We were invited to teach a workshop on hugelkultur there! It was a great pleasure and honor to bring this garden their first hugel bed. We used a small space within one of the herb spirals. The wood was all from on site, as well as the compost. In this hugel, we planted Comfrey, Goji berry, Wonderberry, vetch, oats, and peas. Big thanks to Krysta and Tyler for helping me give this presentation! You girls are rad.
Here’s Mason cleaning up the edges of the hugel with the loppers. It’s important to terminate all the sticks poking up through the soil. These act like wicks that allow moisture to escape more easily out of the hugel. Doing a great job Mason!
When you think about Proyecto Jardin, imagine Willy Wonka meets organic gardening meets community action. They have about 2 dozens fruit trees and several garden plots that people from the community can farm in. My friend Dave has a lovely patch of tomatoes, eggplants, and cucumbers growing. They have a stage for performances that has squishy flooring made from recycled tires. It’s probably toxic, but it’s crazy comfortable for an impromptu nap!

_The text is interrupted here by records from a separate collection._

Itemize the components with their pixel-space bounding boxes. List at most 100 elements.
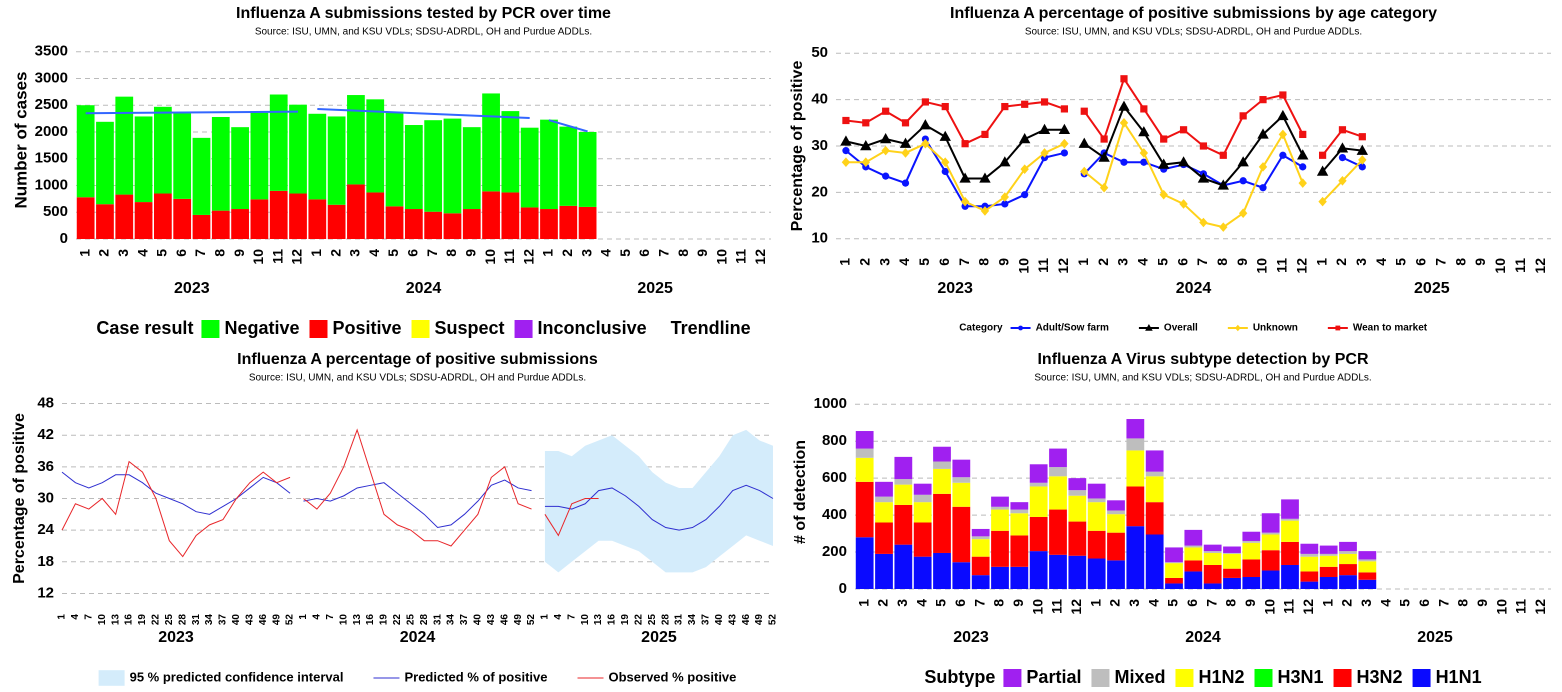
bar	[875, 553, 893, 589]
bar	[1203, 544, 1222, 552]
x-tick-label: 10	[1015, 258, 1031, 274]
x-tick-label: 1	[308, 249, 324, 257]
x-tick-label: 7	[971, 599, 987, 607]
y-tick-label: 20	[811, 183, 828, 200]
x-tick-label: 46	[499, 614, 510, 626]
y-tick-label: 0	[60, 230, 68, 247]
bar	[1165, 563, 1183, 578]
x-tick-label: 5	[1397, 599, 1413, 607]
x-tick-label: 12	[1532, 599, 1548, 615]
bar	[173, 198, 192, 239]
marker	[1358, 163, 1366, 171]
bar	[855, 457, 874, 482]
marker	[1139, 148, 1149, 158]
x-tick-label: 9	[694, 249, 710, 257]
bar	[1010, 535, 1029, 567]
marker	[961, 140, 969, 148]
y-tick-label: 3500	[35, 43, 68, 60]
marker	[1145, 324, 1153, 331]
bar	[1339, 541, 1357, 552]
legend-label: Partial	[1026, 667, 1081, 687]
marker	[1120, 75, 1128, 83]
x-group-label: 2025	[1414, 280, 1450, 297]
bar	[971, 528, 990, 537]
marker	[1140, 105, 1148, 113]
x-tick-label: 31	[191, 614, 202, 626]
y-tick-label: 12	[37, 584, 54, 601]
marker	[840, 135, 852, 146]
marker	[1098, 151, 1110, 162]
marker	[1356, 144, 1369, 155]
x-tick-label: 7	[325, 614, 336, 620]
legend-label: H3N1	[1278, 667, 1324, 687]
bar	[1242, 559, 1261, 577]
marker	[1277, 109, 1289, 121]
marker	[1100, 135, 1108, 143]
bar	[347, 184, 365, 239]
bar	[1203, 583, 1222, 589]
marker	[1318, 151, 1327, 159]
x-tick-label: 2	[559, 249, 575, 257]
x-tick-label: 40	[231, 614, 242, 626]
marker	[1219, 151, 1227, 159]
x-tick-label: 22	[151, 614, 162, 626]
bar	[1319, 553, 1338, 556]
bar	[913, 483, 932, 495]
y-tick-label: 10	[811, 230, 828, 247]
bar	[855, 448, 874, 458]
bar	[1319, 545, 1338, 554]
bar	[1203, 564, 1222, 584]
x-tick-label: 8	[991, 599, 1007, 607]
bar	[231, 209, 249, 239]
x-tick-label: 46	[258, 614, 269, 626]
x-tick-label: 25	[164, 614, 175, 626]
marker	[1158, 158, 1170, 169]
x-tick-label: 2	[856, 258, 872, 266]
x-tick-label: 6	[1416, 599, 1432, 607]
marker	[919, 119, 932, 130]
x-group-label: 2025	[637, 280, 673, 297]
marker	[881, 145, 890, 156]
bar	[1107, 532, 1125, 561]
x-tick-label: 49	[754, 614, 765, 626]
chart-title: Influenza A percentage of positive submi…	[950, 5, 1437, 22]
bar	[1165, 547, 1183, 563]
x-tick-label: 1	[540, 249, 556, 257]
x-tick-label: 3	[347, 249, 363, 257]
x-tick-label: 4	[366, 249, 382, 257]
marker	[1018, 133, 1031, 144]
legend: Subtype Partial Mixed H1N2 H3N1 H3N2 H1N1	[924, 667, 1482, 687]
bar	[1145, 450, 1164, 472]
legend-label: Trendline	[671, 318, 751, 338]
x-tick-label: 22	[633, 614, 644, 626]
bar	[894, 456, 913, 480]
bar	[1068, 490, 1087, 496]
x-tick-label: 6	[636, 249, 652, 257]
bar	[404, 209, 423, 239]
x-tick-label: 3	[1353, 258, 1369, 266]
x-tick-label: 10	[482, 249, 498, 265]
x-tick-label: 11	[733, 249, 749, 264]
x-tick-label: 2	[96, 249, 112, 257]
bar	[1145, 534, 1164, 589]
marker	[921, 138, 930, 149]
x-tick-label: 19	[379, 614, 390, 626]
marker	[901, 148, 910, 158]
marker	[1177, 156, 1190, 167]
marker	[1238, 208, 1248, 219]
bar	[1281, 541, 1299, 565]
x-tick-label: 3	[578, 249, 594, 257]
marker	[1318, 196, 1327, 207]
marker	[1021, 100, 1029, 108]
bar	[952, 482, 971, 507]
legend-label: Negative	[224, 318, 299, 338]
x-tick-label: 9	[1010, 599, 1026, 607]
series-line	[61, 428, 599, 558]
x-tick-label: 5	[933, 599, 949, 607]
legend-swatch	[1091, 669, 1110, 687]
marker	[1197, 172, 1210, 183]
chart-panel: Influenza A Virus subtype detection by P…	[792, 351, 1551, 687]
x-tick-label: 1	[1319, 599, 1335, 607]
x-tick-label: 11	[1512, 258, 1528, 273]
marker	[960, 196, 970, 207]
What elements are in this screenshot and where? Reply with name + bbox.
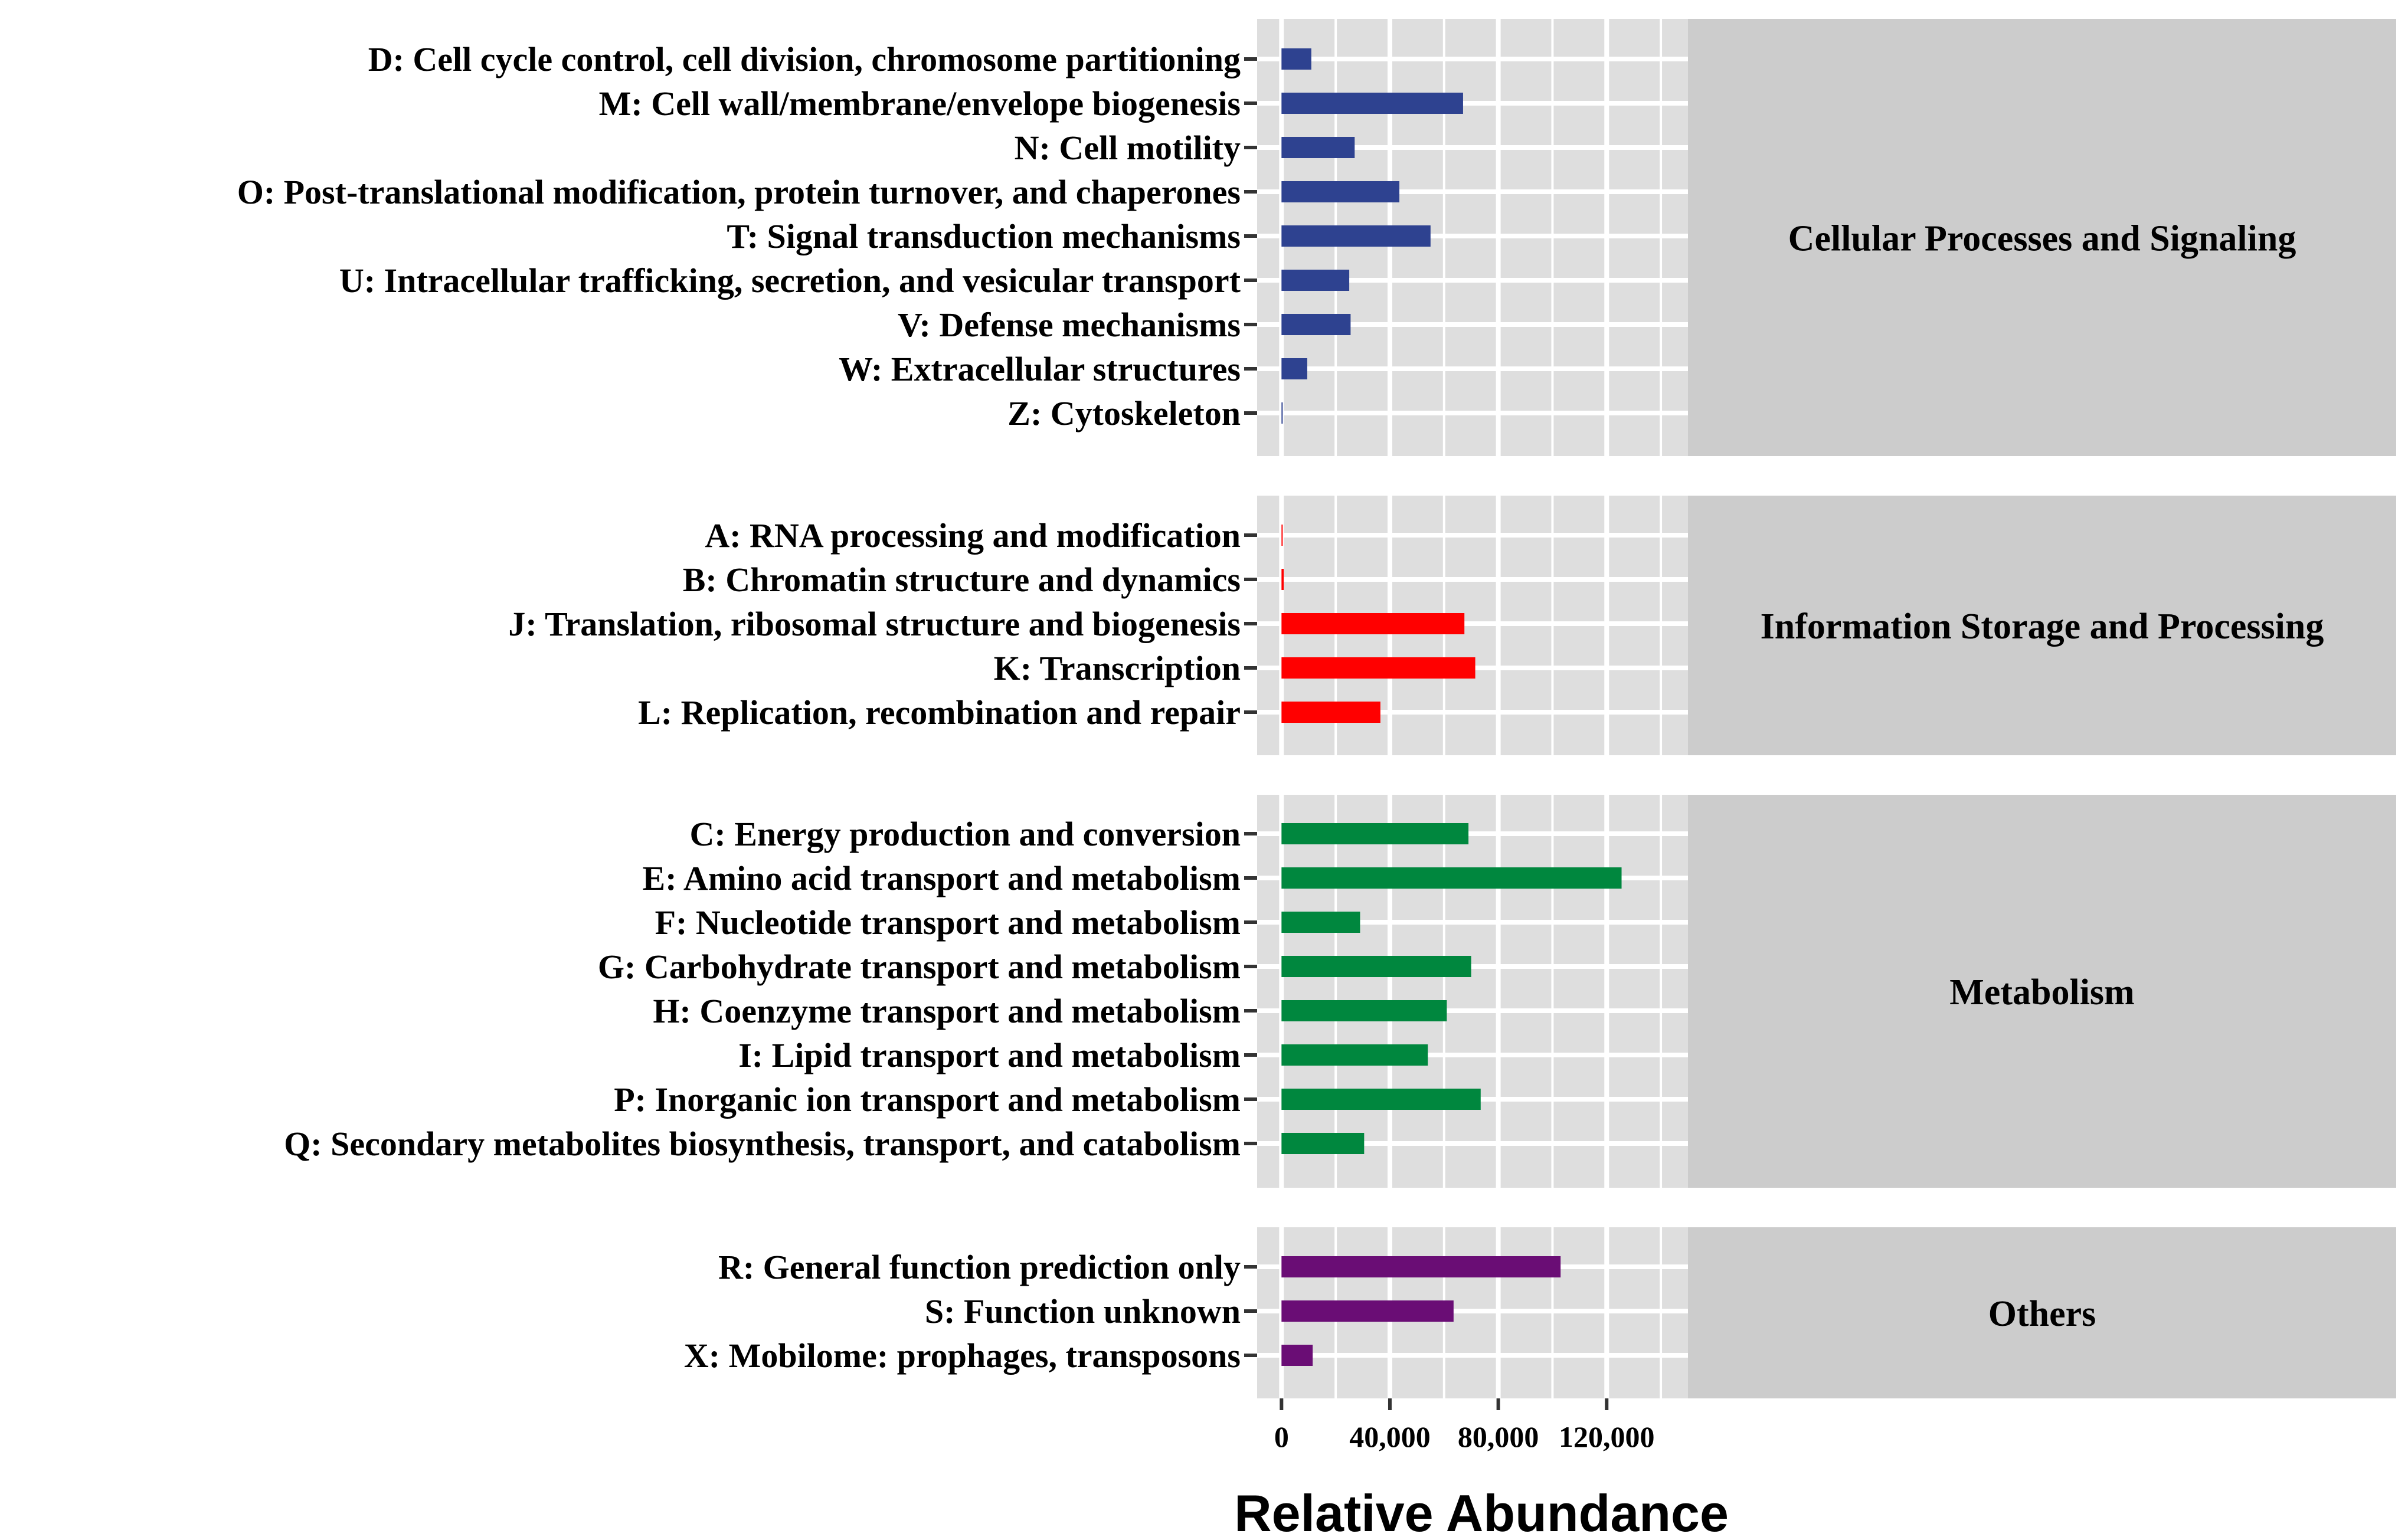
category-label: F: Nucleotide transport and metabolism: [655, 903, 1241, 942]
panel-2: C: Energy production and conversion E: Am…: [284, 795, 2396, 1188]
bar: [1281, 1256, 1561, 1277]
bar: [1281, 1000, 1447, 1021]
bar: [1281, 1133, 1365, 1154]
panel-1: A: RNA processing and modification B: Chr…: [508, 496, 2396, 755]
bar: [1281, 912, 1360, 933]
category-label: X: Mobilome: prophages, transposons: [684, 1336, 1241, 1375]
bar: [1281, 569, 1284, 590]
panel-3: R: General function prediction only S: Fu…: [684, 1227, 2396, 1398]
bar: [1281, 93, 1463, 114]
x-axis-title: Relative Abundance: [1234, 1484, 1729, 1540]
panel-0: D: Cell cycle control, cell division, ch…: [237, 19, 2396, 456]
category-label: T: Signal transduction mechanisms: [727, 217, 1241, 255]
facet-strip: [1688, 496, 2396, 755]
bar: [1281, 402, 1283, 424]
bar: [1281, 181, 1400, 202]
bar: [1281, 225, 1431, 247]
category-label: I: Lipid transport and metabolism: [738, 1036, 1241, 1074]
facet-strip: [1688, 19, 2396, 456]
bar: [1281, 823, 1469, 844]
bar: [1281, 1089, 1481, 1110]
bar: [1281, 358, 1307, 379]
category-label: A: RNA processing and modification: [705, 516, 1241, 555]
bar: [1281, 48, 1311, 70]
category-label: N: Cell motility: [1015, 129, 1241, 167]
bar: [1281, 613, 1465, 634]
bar: [1281, 657, 1475, 679]
x-tick-label: 40,000: [1349, 1420, 1431, 1453]
category-label: W: Extracellular structures: [839, 350, 1241, 388]
x-tick-label: 120,000: [1559, 1420, 1655, 1453]
panels-layer: D: Cell cycle control, cell division, ch…: [237, 19, 2396, 1398]
category-label: Q: Secondary metabolites biosynthesis, t…: [284, 1125, 1241, 1163]
category-label: K: Transcription: [994, 649, 1241, 687]
facet-strip: [1688, 795, 2396, 1188]
bar: [1281, 956, 1471, 977]
category-label: P: Inorganic ion transport and metabolis…: [614, 1080, 1241, 1119]
category-label: J: Translation, ribosomal structure and …: [508, 605, 1241, 643]
bar: [1281, 1345, 1313, 1366]
category-label: M: Cell wall/membrane/envelope biogenesi…: [599, 84, 1241, 123]
category-label: V: Defense mechanisms: [898, 306, 1241, 344]
bar: [1281, 867, 1622, 889]
category-label: R: General function prediction only: [718, 1248, 1241, 1286]
facet-strip: [1688, 1227, 2396, 1398]
category-label: G: Carbohydrate transport and metabolism: [598, 948, 1241, 986]
panel-background: [1257, 795, 1688, 1188]
category-label: E: Amino acid transport and metabolism: [643, 859, 1241, 897]
bar: [1281, 270, 1350, 291]
facet-label: Cellular Processes and Signaling: [1788, 219, 2296, 259]
bar: [1281, 137, 1355, 158]
facet-label: Metabolism: [1949, 972, 2134, 1013]
category-label: O: Post-translational modification, prot…: [237, 173, 1241, 211]
category-label: L: Replication, recombination and repair: [638, 693, 1241, 732]
bar: [1281, 314, 1351, 335]
facet-label: Information Storage and Processing: [1761, 607, 2324, 647]
x-tick-label: 0: [1274, 1420, 1289, 1453]
bar: [1281, 1300, 1454, 1322]
category-label: B: Chromatin structure and dynamics: [683, 561, 1241, 599]
category-label: U: Intracellular trafficking, secretion,…: [339, 261, 1241, 300]
category-label: C: Energy production and conversion: [690, 815, 1241, 853]
category-label: Z: Cytoskeleton: [1007, 394, 1241, 432]
category-label: D: Cell cycle control, cell division, ch…: [368, 40, 1241, 78]
x-tick-label: 80,000: [1458, 1420, 1539, 1453]
facet-label: Others: [1988, 1294, 2096, 1334]
bar: [1281, 702, 1380, 723]
category-label: S: Function unknown: [925, 1292, 1241, 1331]
x-axis: 0 40,000 80,000 120,000: [1274, 1398, 1655, 1453]
bar: [1281, 1044, 1428, 1066]
category-label: H: Coenzyme transport and metabolism: [653, 992, 1241, 1030]
bar: [1281, 525, 1283, 546]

This aerial view of the garden shows you how this community garden defies the conventional gridded layout. It’s fullness combined with winding pathways make for an enjoyable and inviting stroll.
These massive herb spirals were very vigorous and loaded with bees. This is a great way to bring bees into the area. Our neighborhoods need as many bees as possible. Well need them intact here when major agricultural areas can no longer support them. The main draw for them here seemed to be the lavenders and basils.
These sisters put on a fantastic performance that showed the healing power of love and natural food. I was laughing and crying.
This woman led a very informative macro-biotic cooking demonstration. Afterwards, the epic salad was shared by all. It was a dream salad!
Julie James of Green Wisdom Herbal Studies led a workshop showing the many uses of the calendula flower. It was really informative and interactive. She showed how to harvest, dry, and process a small flower into a safe medicine. After she made a batch, we all tried some for ourselves. I gotta tell you, my skin felt great! Gardening can really dry out the hands. I highly recommend Calendula. It’s easy to grow and it readily self reseeds.
El Capitan of Bici Libre led a workshop on patching tires and truing wheels. These are both very good skills to learn when cycling regularly through LA. Wheels can take a beating out here and new tubes can become expensive. He is a very kind teacher with a lot of experience. He told me a short story of a guy who came to him seeking lessons on wheel truing. They worked together for 2 hours and the man was deported the next day to Honduras. A year later he received a call from the young man and learned that he was now supporting his family in his own town by truing wheels for people. Skills. Get some.
I encourage you to go take a visit to the garden. There is usually someone present who will greet you and show you around the garden. There is never a dull moment at Proyecto Jardin. There is usually something happening in a dusty patch around the bend.